Iran’s Deputy Foreign Minister Abbas Araqchi said on Sunday that a new bill that the US House of Representatives passed to tighten visa-free travel to the US and President Barack Obama signed into law “contravenes” the Joint Comprehensive Plan of Action (JCPOA), a lasting accord that Iran and the Group 5+1 (Russia, China, the US, Britain, France and Germany) struck in July.

Araqchi argued that the new law will “definitely influence the economic, tourism, scientific and cultural interaction” between Iran and the other countries.
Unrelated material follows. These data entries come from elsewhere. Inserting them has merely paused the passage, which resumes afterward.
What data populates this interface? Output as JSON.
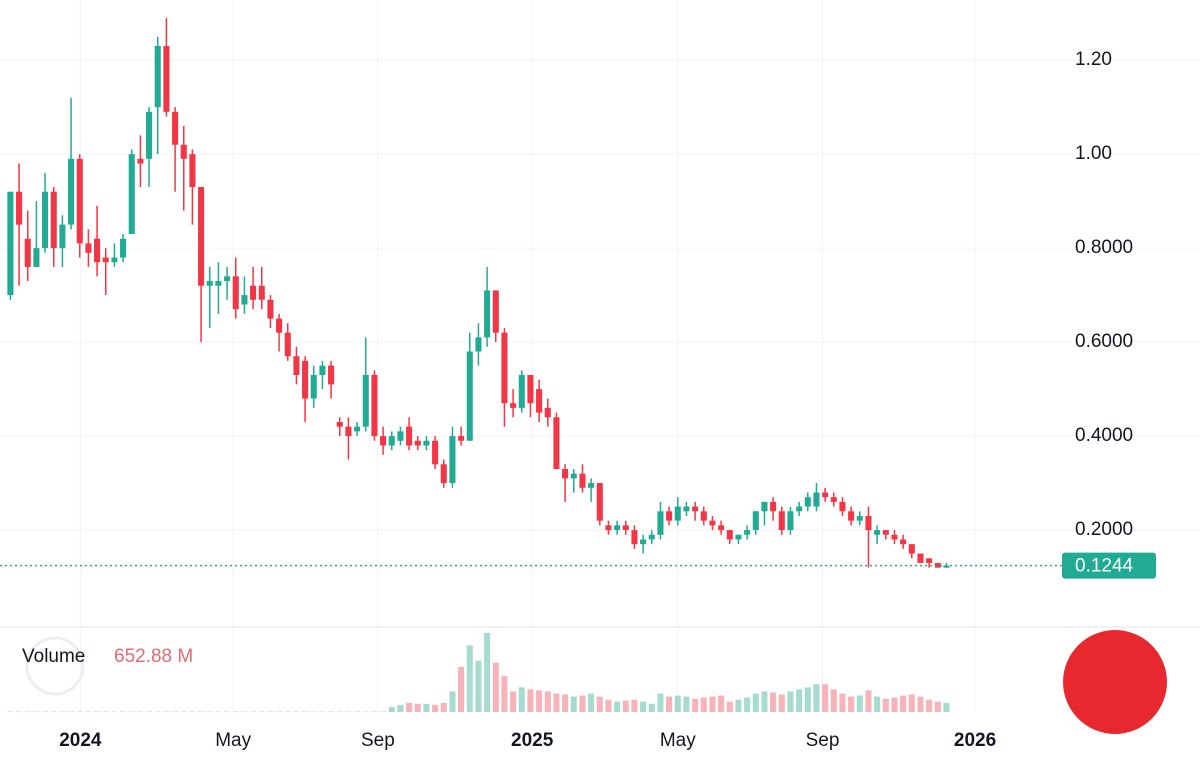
{
  "chart_data": {
    "type": "candlestick",
    "open": [
      0.7,
      0.92,
      0.82,
      0.76,
      0.8,
      0.92,
      0.8,
      0.85,
      0.99,
      0.81,
      0.82,
      0.78,
      0.77,
      0.78,
      0.83,
      0.99,
      0.99,
      1.1,
      1.23,
      1.09,
      1.02,
      1.0,
      0.93,
      0.72,
      0.72,
      0.73,
      0.74,
      0.68,
      0.72,
      0.72,
      0.69,
      0.65,
      0.62,
      0.57,
      0.56,
      0.48,
      0.53,
      0.55,
      0.43,
      0.42,
      0.41,
      0.42,
      0.53,
      0.4,
      0.38,
      0.39,
      0.42,
      0.39,
      0.38,
      0.39,
      0.34,
      0.3,
      0.4,
      0.39,
      0.58,
      0.61,
      0.71,
      0.62,
      0.47,
      0.46,
      0.53,
      0.5,
      0.46,
      0.44,
      0.33,
      0.31,
      0.32,
      0.29,
      0.3,
      0.21,
      0.2,
      0.21,
      0.2,
      0.17,
      0.18,
      0.19,
      0.24,
      0.22,
      0.24,
      0.25,
      0.24,
      0.22,
      0.21,
      0.2,
      0.18,
      0.19,
      0.2,
      0.24,
      0.26,
      0.24,
      0.2,
      0.24,
      0.25,
      0.25,
      0.28,
      0.27,
      0.26,
      0.24,
      0.22,
      0.23,
      0.19,
      0.2,
      0.19,
      0.18,
      0.17,
      0.15,
      0.14,
      0.13,
      0.12
    ],
    "high": [
      0.92,
      0.98,
      0.88,
      0.9,
      0.96,
      0.93,
      0.87,
      1.12,
      1.0,
      0.84,
      0.89,
      0.8,
      0.81,
      0.83,
      1.01,
      1.04,
      1.1,
      1.25,
      1.29,
      1.1,
      1.06,
      1.01,
      0.93,
      0.76,
      0.77,
      0.76,
      0.78,
      0.74,
      0.76,
      0.76,
      0.7,
      0.66,
      0.64,
      0.59,
      0.57,
      0.55,
      0.56,
      0.56,
      0.44,
      0.44,
      0.43,
      0.61,
      0.54,
      0.42,
      0.41,
      0.42,
      0.44,
      0.4,
      0.4,
      0.4,
      0.35,
      0.42,
      0.42,
      0.62,
      0.64,
      0.76,
      0.71,
      0.63,
      0.5,
      0.54,
      0.53,
      0.52,
      0.48,
      0.45,
      0.34,
      0.33,
      0.34,
      0.31,
      0.3,
      0.22,
      0.22,
      0.22,
      0.21,
      0.19,
      0.2,
      0.26,
      0.25,
      0.27,
      0.26,
      0.26,
      0.25,
      0.23,
      0.22,
      0.2,
      0.19,
      0.21,
      0.24,
      0.26,
      0.27,
      0.25,
      0.25,
      0.26,
      0.28,
      0.3,
      0.29,
      0.28,
      0.27,
      0.25,
      0.24,
      0.25,
      0.21,
      0.2,
      0.2,
      0.19,
      0.17,
      0.15,
      0.14,
      0.13,
      0.13
    ],
    "low": [
      0.69,
      0.72,
      0.73,
      0.76,
      0.79,
      0.76,
      0.76,
      0.84,
      0.78,
      0.76,
      0.74,
      0.7,
      0.76,
      0.77,
      0.83,
      0.93,
      0.93,
      1.0,
      1.08,
      0.92,
      0.88,
      0.85,
      0.6,
      0.63,
      0.66,
      0.69,
      0.65,
      0.66,
      0.67,
      0.67,
      0.63,
      0.58,
      0.56,
      0.51,
      0.43,
      0.46,
      0.5,
      0.48,
      0.4,
      0.35,
      0.4,
      0.41,
      0.39,
      0.36,
      0.37,
      0.38,
      0.37,
      0.37,
      0.37,
      0.33,
      0.29,
      0.29,
      0.38,
      0.39,
      0.55,
      0.59,
      0.6,
      0.42,
      0.44,
      0.45,
      0.44,
      0.43,
      0.42,
      0.33,
      0.26,
      0.28,
      0.28,
      0.26,
      0.21,
      0.19,
      0.19,
      0.19,
      0.16,
      0.15,
      0.17,
      0.18,
      0.21,
      0.21,
      0.23,
      0.22,
      0.21,
      0.2,
      0.19,
      0.17,
      0.17,
      0.18,
      0.19,
      0.21,
      0.22,
      0.19,
      0.19,
      0.23,
      0.24,
      0.24,
      0.26,
      0.25,
      0.23,
      0.21,
      0.21,
      0.12,
      0.17,
      0.18,
      0.17,
      0.16,
      0.14,
      0.13,
      0.12,
      0.12,
      0.12
    ],
    "close": [
      0.92,
      0.85,
      0.76,
      0.8,
      0.92,
      0.8,
      0.85,
      0.99,
      0.81,
      0.79,
      0.77,
      0.77,
      0.78,
      0.82,
      1.0,
      0.98,
      1.09,
      1.23,
      1.09,
      1.02,
      0.99,
      0.93,
      0.72,
      0.73,
      0.73,
      0.74,
      0.67,
      0.7,
      0.69,
      0.69,
      0.65,
      0.62,
      0.57,
      0.53,
      0.48,
      0.53,
      0.55,
      0.51,
      0.42,
      0.4,
      0.42,
      0.53,
      0.4,
      0.38,
      0.4,
      0.41,
      0.38,
      0.38,
      0.39,
      0.34,
      0.3,
      0.4,
      0.39,
      0.58,
      0.61,
      0.71,
      0.62,
      0.47,
      0.46,
      0.53,
      0.47,
      0.45,
      0.44,
      0.33,
      0.31,
      0.32,
      0.29,
      0.3,
      0.22,
      0.2,
      0.21,
      0.2,
      0.17,
      0.18,
      0.19,
      0.24,
      0.22,
      0.25,
      0.25,
      0.24,
      0.22,
      0.21,
      0.2,
      0.18,
      0.19,
      0.2,
      0.24,
      0.26,
      0.24,
      0.2,
      0.24,
      0.25,
      0.27,
      0.28,
      0.27,
      0.26,
      0.24,
      0.22,
      0.23,
      0.2,
      0.2,
      0.19,
      0.18,
      0.17,
      0.15,
      0.13,
      0.13,
      0.12,
      0.1244
    ],
    "volume": [
      30,
      30,
      30,
      30,
      30,
      30,
      30,
      30,
      30,
      30,
      30,
      30,
      30,
      30,
      30,
      30,
      30,
      30,
      30,
      30,
      30,
      30,
      30,
      30,
      30,
      30,
      30,
      30,
      30,
      30,
      30,
      30,
      30,
      30,
      30,
      30,
      30,
      30,
      30,
      30,
      30,
      30,
      30,
      30,
      360,
      500,
      650,
      580,
      580,
      500,
      650,
      1450,
      3190,
      4710,
      3620,
      5580,
      3480,
      2540,
      1450,
      1740,
      1600,
      1520,
      1450,
      1300,
      1230,
      1090,
      1160,
      1300,
      1090,
      870,
      730,
      800,
      870,
      730,
      580,
      1300,
      1090,
      1160,
      1090,
      940,
      1020,
      1090,
      1160,
      730,
      870,
      1020,
      1300,
      1450,
      1380,
      1230,
      1450,
      1600,
      1740,
      1960,
      1960,
      1600,
      1300,
      1090,
      1160,
      1520,
      1090,
      940,
      1020,
      1160,
      1230,
      1090,
      870,
      730,
      652.88
    ],
    "up_color": "#22ab94",
    "down_color": "#f23645",
    "volume_up_color": "#a6dccf",
    "volume_down_color": "#f8b3b9",
    "xlim": [
      -1.2,
      121.1
    ],
    "xticks": [
      {
        "value": 8.07,
        "label": "2024"
      },
      {
        "value": 25.7,
        "label": "May"
      },
      {
        "value": 42.4,
        "label": "Sep"
      },
      {
        "value": 60.2,
        "label": "2025"
      },
      {
        "value": 77.0,
        "label": "May"
      },
      {
        "value": 93.7,
        "label": "Sep"
      },
      {
        "value": 111.3,
        "label": "2026"
      }
    ],
    "ylim": [
      -0.002,
      1.328
    ],
    "yticks": [
      {
        "value": 0.2,
        "label": "0.2000"
      },
      {
        "value": 0.4,
        "label": "0.4000"
      },
      {
        "value": 0.6,
        "label": "0.6000"
      },
      {
        "value": 0.8,
        "label": "0.8000"
      },
      {
        "value": 1.0,
        "label": "1.00"
      },
      {
        "value": 1.2,
        "label": "1.20"
      }
    ],
    "volume_ylim": [
      0,
      6000
    ],
    "grid": true,
    "last_price": 0.1244,
    "volume_title": "Volume",
    "volume_last_label": "652.88 M"
  }
}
According to a bill, which was passed in the US House by 407 to 19 on December 8, visitors from the 38 “visa waiver” countries will need to obtain a visa to travel to the US if they have been to Syria, Iraq, Iran or Sudan in the past five years.

On Friday, US lawmakers sent Obama a huge tax and spending package, which also included reforms of the US visa waiver program. The president quickly signed it into law before leaving Washington for his annual holiday vacation.

Elsewhere in his comments, Araqchi said if that law comes into force, Iran will submit a request to the JCPOA joint commission to consider the violation of the nuclear deal.

He noted that the European countries also believe that the new US visa program violates the rights of European nationals.

The controversy comes a few weeks before implementation of the JCPOA.

The final nuclear deal, known as a big confidence-building step in relations between Iran and the West, is going to terminate all nuclear-related sanctions against Tehran after being implemented.

On Sunday, US Secretary of State John Kerry sent a letter to Iranian Foreign Minister Mohammad Javad Zarif, giving an assurance that Washington will remain committed to the JCPOA and underlining that the US administration has “a number of potential tools available” to prevent the visa law from stifling the nuclear deal.